『釣りキチ三平』ニンフの誘惑(1981)から。ングッ。
奥山深くに水面を揺らす隠れが池が、皆既日食の暗やみに覆われると同時に、モンカゲロウがスーパーハッチを始めた。池の畔の行者湯の湯守り、橘源三郎さんが我が子のように育てたゴールデントラウトたちが、ハッチに合わせてあっちでもこっちでも、ヘット&テールでライズ、ライズ、ライズ。ウッヒョ~!
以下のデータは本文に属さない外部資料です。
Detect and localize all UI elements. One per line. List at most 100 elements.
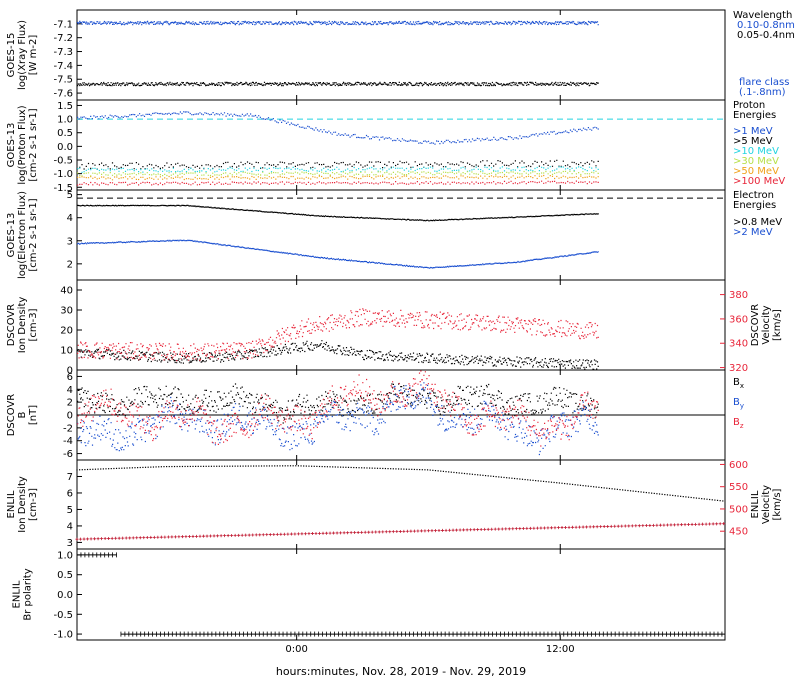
data-point bbox=[202, 534, 206, 538]
data-point bbox=[558, 482, 560, 484]
data-point bbox=[519, 478, 521, 480]
data-point bbox=[142, 536, 146, 540]
data-point bbox=[131, 536, 135, 540]
y-tick-label: -0.5 bbox=[53, 156, 73, 167]
data-point bbox=[282, 465, 284, 467]
data-point bbox=[187, 535, 191, 539]
data-point bbox=[664, 493, 666, 496]
panel-electron: 5 4 3 2 GOES-13 log(Electron Flux) [cm-2 s-1 s… bbox=[6, 189, 782, 281]
data-point bbox=[511, 527, 515, 531]
data-point bbox=[289, 532, 293, 536]
data-point bbox=[156, 535, 160, 539]
data-point bbox=[442, 470, 444, 472]
legend-title: Electron bbox=[733, 190, 774, 201]
data-point bbox=[397, 468, 400, 470]
data-point bbox=[289, 465, 292, 467]
y-tick-label: 4 bbox=[67, 213, 73, 224]
data-point bbox=[179, 465, 181, 468]
y-axis-label: DSCOVR Ion Density [cm-3] bbox=[6, 297, 39, 354]
y-right-axis-label-line: [km/s] bbox=[772, 488, 783, 520]
data-point bbox=[493, 527, 497, 531]
data-point bbox=[421, 469, 423, 471]
data-point bbox=[324, 466, 326, 468]
data-point bbox=[138, 536, 142, 540]
data-point bbox=[680, 495, 682, 497]
data-point bbox=[268, 533, 272, 537]
data-point bbox=[229, 465, 231, 467]
y-tick-label: 1.5 bbox=[57, 101, 73, 112]
data-point bbox=[145, 536, 149, 540]
data-point bbox=[400, 468, 402, 470]
legend-note: flare class bbox=[739, 77, 789, 88]
y-tick-label: 2 bbox=[67, 259, 73, 270]
data-point bbox=[424, 469, 426, 471]
data-point bbox=[387, 468, 389, 470]
data-point bbox=[173, 535, 177, 539]
data-point bbox=[210, 465, 213, 467]
y-right-tick-label: 340 bbox=[729, 339, 748, 350]
data-point bbox=[159, 535, 163, 539]
data-point bbox=[216, 465, 218, 467]
data-point bbox=[218, 465, 220, 467]
data-point bbox=[139, 466, 141, 469]
series-proton-3 bbox=[77, 166, 599, 173]
data-point bbox=[450, 471, 452, 473]
data-point bbox=[382, 467, 384, 470]
y-axis-label-line: [cm-3] bbox=[28, 488, 39, 521]
y-tick-label: -7.6 bbox=[53, 89, 73, 100]
data-point bbox=[258, 465, 260, 467]
y-axis-label: ENLIL Ion Density [cm-3] bbox=[6, 476, 39, 533]
data-point bbox=[89, 468, 91, 470]
data-point bbox=[100, 468, 102, 470]
data-point bbox=[184, 535, 188, 539]
data-point bbox=[448, 471, 450, 473]
data-point bbox=[419, 529, 423, 533]
data-point bbox=[513, 477, 516, 480]
data-point bbox=[574, 484, 576, 486]
data-point bbox=[455, 528, 459, 532]
series-points bbox=[77, 340, 599, 370]
y-right-axis-label-line: Velocity bbox=[761, 485, 772, 524]
y-tick-label: -7.3 bbox=[53, 47, 73, 58]
data-point bbox=[444, 528, 448, 532]
data-point bbox=[192, 465, 194, 468]
data-point bbox=[134, 467, 136, 469]
data-point bbox=[616, 488, 618, 490]
y-right-axis-label-line: Velocity bbox=[761, 305, 772, 344]
data-point bbox=[121, 467, 123, 469]
series-points bbox=[77, 383, 599, 424]
data-point bbox=[622, 489, 624, 491]
y-right-tick-label: 360 bbox=[729, 314, 748, 325]
data-point bbox=[316, 465, 318, 468]
data-point bbox=[268, 465, 271, 467]
data-point bbox=[384, 467, 387, 470]
data-point bbox=[279, 465, 281, 467]
data-point bbox=[648, 523, 652, 527]
y-tick-label: 7 bbox=[67, 472, 73, 483]
legend-note: (.1-.8nm) bbox=[739, 87, 786, 98]
data-point bbox=[282, 532, 286, 536]
data-point bbox=[484, 475, 487, 477]
data-point bbox=[556, 526, 560, 530]
data-point bbox=[608, 487, 611, 490]
y-axis-label-line: Br polarity bbox=[23, 568, 34, 620]
data-point bbox=[258, 533, 262, 537]
data-point bbox=[126, 467, 128, 469]
data-point bbox=[542, 526, 546, 530]
data-point bbox=[395, 468, 397, 470]
data-point bbox=[388, 530, 392, 534]
data-point bbox=[455, 472, 458, 474]
data-point bbox=[433, 529, 437, 533]
data-point bbox=[135, 536, 139, 540]
data-point bbox=[345, 466, 347, 468]
legend-entry: >2 MeV bbox=[733, 227, 773, 238]
data-point bbox=[244, 533, 248, 537]
data-point bbox=[409, 529, 413, 533]
series-enlil-polarity-2 bbox=[120, 631, 725, 637]
data-point bbox=[274, 465, 276, 467]
data-point bbox=[205, 465, 207, 467]
legend-entry: >10 MeV bbox=[733, 146, 779, 157]
data-point bbox=[81, 469, 83, 471]
data-point bbox=[426, 469, 429, 471]
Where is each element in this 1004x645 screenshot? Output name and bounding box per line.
あわててキャストを始めようとする三平くんに、いつだって沈着冷静な鮎川魚紳さん(鮎川財閥の御曹司で米国の弁護士資格を持ち、全米バス釣り大会で優勝。アルコール依存症を克服して、三日月湖の愛子姉ちゃんを口説き落とす。移動手段はヘリコプター。)が、待ったをかける。フフフ。
魚紳: あわてるな・・・ マッチング・ザ・ハッチを忘れたのか・・・
三平: マッチング・ザ・ハッチ…!?
魚紳: いま羽化している虫に合わせた毛バリを選ぶ… これがフライフィッシングの基本、マッチング・ザ・ハッチだ・・・!! ・・・ゴールデントラウトを誘惑するにはニンフしかない!!
モンカゲがばんばん羽化してる状況ならべつにニンフじゃなくてもいいじゃん、できればドライフライで釣りたいですと思うが、魚紳さんの仰ることは絶対だから。ホウッ。
日本では魚紳さんの影響で、1990年代初頭までは〈マッチング・ザ・ハッチ〉が普通で、1990年代中旬以降に、だんだん〈マッチ・ザ・ハッチ〉あるいは〈ハッチ・マッチ〉と言うようになってきたと思う。ケッヘッヘ。
昭和なわたしは今でも〈マッチング・ザ・ハッチ〉と言ってしまう。ムッ。
今週はいつもの川で〈マッチング・ザ・ハッチ〉を楽しんだ。ギッヒヒ。